I got 7 pages of posts, several others are the same wish, e.g., so you are not the first to ask.

The one with some meat on the bone from L&L is from last year,, where we get this answer from Ioa:

So that is another potential problem, how to handle deletion. So, a potential for circular-references and what to do with existential-conflict :smiley: — both issues are quite easily solvable I think with some clear rules:

  • If a folder contains an alias of itself, the alias is not expandable. [simpler alternative: only single docs can be aliased, not folders]
  • A “file” is not actually ‘moved’ to trash until all aliases are. I think the Trash is anyway just another virtual binder right? [simpler alternative: aliases now shows "DELETED FILE in blinking text! :open_mouth: ]

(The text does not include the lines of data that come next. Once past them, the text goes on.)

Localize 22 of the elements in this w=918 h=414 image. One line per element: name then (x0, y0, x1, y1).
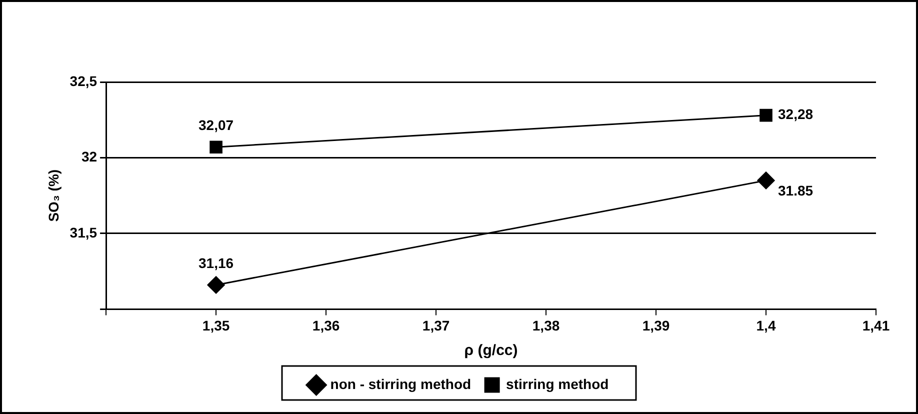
data-label: 31.85 (778, 182, 814, 198)
x-tick-label: 1,37 (422, 317, 450, 334)
y-tick-label: 32 (81, 148, 98, 165)
data-label: 32,28 (778, 106, 814, 122)
y-axis-title: SO₃ (%) (45, 169, 62, 222)
data-label: 32,07 (198, 116, 234, 133)
legend-label: non - stirring method (330, 376, 472, 392)
point (207, 276, 225, 294)
x-axis-title: ρ (g/cc) (464, 342, 518, 360)
x-tick-label: 1,4 (756, 317, 776, 334)
x-tick-label: 1,36 (312, 317, 340, 334)
x-tick-label: 1,38 (532, 317, 560, 334)
point (210, 140, 222, 154)
y-tick-label: 31,5 (70, 224, 98, 240)
point (760, 108, 772, 122)
x-tick-label: 1,35 (202, 317, 230, 334)
point (757, 172, 775, 190)
data-label: 31,16 (198, 254, 234, 271)
x-tick-label: 1,41 (862, 317, 890, 334)
legend-label: stirring method (506, 376, 609, 392)
x-tick-label: 1,39 (642, 317, 670, 334)
y-tick-label: 32,5 (70, 72, 98, 89)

As Ioa mentions, with iOS they have now made a much more robust Project format that is built to deal with conflicts. The use of unique file numbers for docs and their references in the binder XML already exist; in effect currently a “document” in the Binder is already an alias, so I think going from one-to-one to many-to-one Binder map shouldn’t be such a big leap. But of course Keith will know this better than armchair software architects like me!!!

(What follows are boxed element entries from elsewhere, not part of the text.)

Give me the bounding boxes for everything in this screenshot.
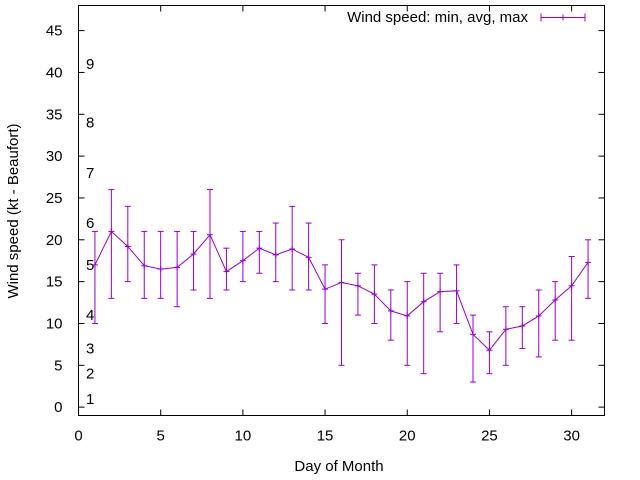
y-tick-label: 25	[46, 190, 63, 207]
x-tick-label: 0	[74, 428, 82, 445]
x-tick-label: 30	[563, 428, 580, 445]
beaufort-label: 1	[86, 391, 94, 408]
x-tick-label: 20	[399, 428, 416, 445]
beaufort-label: 9	[86, 56, 94, 73]
y-tick-label: 35	[46, 106, 63, 123]
y-tick-label: 40	[46, 64, 63, 81]
x-tick-label: 15	[317, 428, 334, 445]
y-tick-label: 0	[54, 399, 62, 416]
beaufort-label: 8	[86, 115, 94, 132]
beaufort-labels: 1 2 3 4 5 6 7 8 9	[86, 56, 94, 408]
beaufort-label: 6	[86, 215, 94, 232]
beaufort-label: 5	[86, 257, 94, 274]
plot-frame	[78, 5, 605, 416]
y-tick-label: 10	[46, 315, 63, 332]
y-axis-label: Wind speed (kt - Beaufort)	[5, 123, 22, 298]
beaufort-label: 3	[86, 341, 94, 358]
y-tick-label: 5	[54, 357, 62, 374]
y-tick-label: 45	[46, 23, 63, 40]
x-tick-label: 25	[481, 428, 498, 445]
x-axis-label: Day of Month	[294, 458, 383, 475]
x-tick-label: 5	[157, 428, 165, 445]
x-tick-label: 10	[235, 428, 252, 445]
beaufort-label: 7	[86, 165, 94, 182]
beaufort-label: 4	[86, 307, 94, 324]
legend-entry-label: Wind speed: min, avg, max	[347, 9, 528, 26]
y-tick-label: 20	[46, 232, 63, 249]
y-tick-label: 30	[46, 148, 63, 165]
legend: Wind speed: min, avg, max	[347, 9, 586, 26]
y-tick-label: 15	[46, 274, 63, 291]
beaufort-label: 2	[86, 366, 94, 383]
data-series	[91, 189, 592, 383]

EDIT: first post at least 10 years ago: viewtopic.php?t=2930 — and in 2009 Keith said he like the idea but the backend didn’t easily support in in Scrivener 1:

viewtopic.php?t=5337 — I think that this would be feasible for a V3.x release now?

[Only a small emendation from this’ (!?) original iteration; in the last sentence, a relativistic change.]
I do appreciate Scrivener: It is a qualitative improvement over what I had been using (Info Select [infoselect]) – regardless S.'s $100 cheaper price! I look forward to getting back into full swing once I’ve copied into S. everything I’d already developed in IS: ~ 13k RTF documents yet to go; already in, 10,216/996 RTF/TXT docs accounting for 250MB/331KB. (80 MB more of PDF and mostly pics.)
[Though as noted elsewhere, I still have to endure my S.'s long initial indexing … another time.]

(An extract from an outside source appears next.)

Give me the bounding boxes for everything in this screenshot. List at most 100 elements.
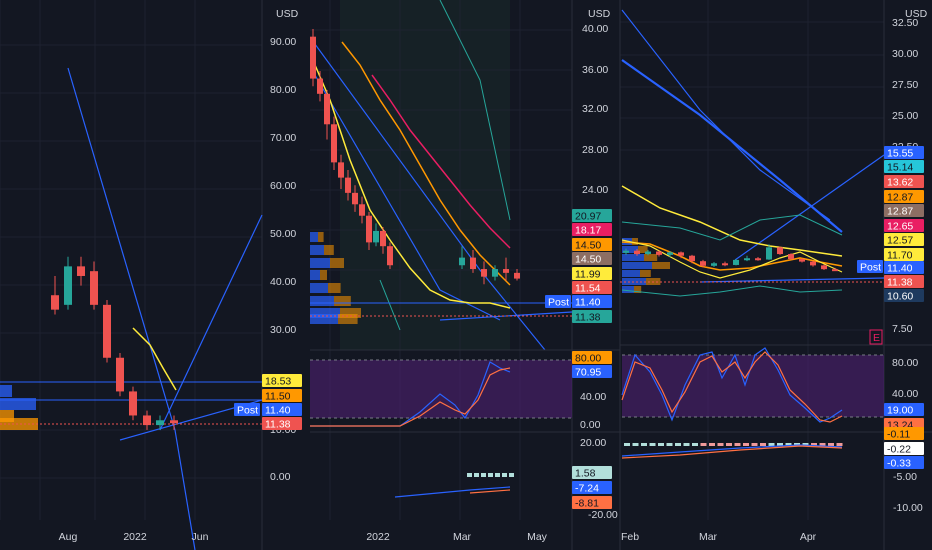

And one thing that I like much (and had asked for a decade ago in IS), the ability to have ‘collections’ of document shortcuts – precisely so I did not have to update duplicate and many other copies of the same working source text whenever I changed it.

Putting in my 2-cents worth (even in these inflated times) …
1st penny: The flatness of collections is a disappointment. (It hadn’t occurred to me as an issue before S. cuz my separate ‘collection’ folders in IS were simply that, new folders, and copying documents into them was simply select/drag. (The S. document-duplication is less simple.)
2nd penny: I don’t see making more projects helping my developing a single project – Due to the lack of cross-project searches, i’d lose the serendipity that enhances the context and depth of THE project, particularly early on.
(And re ‘early on’, even were I to have substantially different possible layouts, none are ‘secondary’, but are rather alternatives, each is a prospective ‘primary’.)

I’ve taken to doing two different workarounds:
For the likely candidate documents that are duplicated and more throughout a project, I use the yellow caution triangle item icon for them to remind me (not for the source). And I have a suitable status for finding them all.
(I’m also thinking about using another, non-default icon for the actual source working document rather than the label I use now. :unamused: )

In a ‘technical’ set of folders, I have Miscellanea folders in which I have empty documents with ‘titles’ that are simply an appropriate sign for book divider classes (Parts, Chapters, Sections …) and another ‘class’ that is a line.
(Yes, because of more ‘developed’ Collections still awaiting formalization into a ‘draft’, each of these divider class markers needs to be replicated since each single Collection can’t have more than one link to a particular item (?) – which ‘restriction’ I do otherwise appreciate, so no foul.)

[I have one Collection of Shortcuts to jump to the Misc. folders whence I click/drag dividers as I need them. (The Collection has substantially more to it than that, but that too would be for another time.)]

Two cents and some footnotes … :wink:
(In my ‘perfect’ world – or at least in that nearly perfect world already represented by Scrivener 8) – outline-able Collections would be a reality.)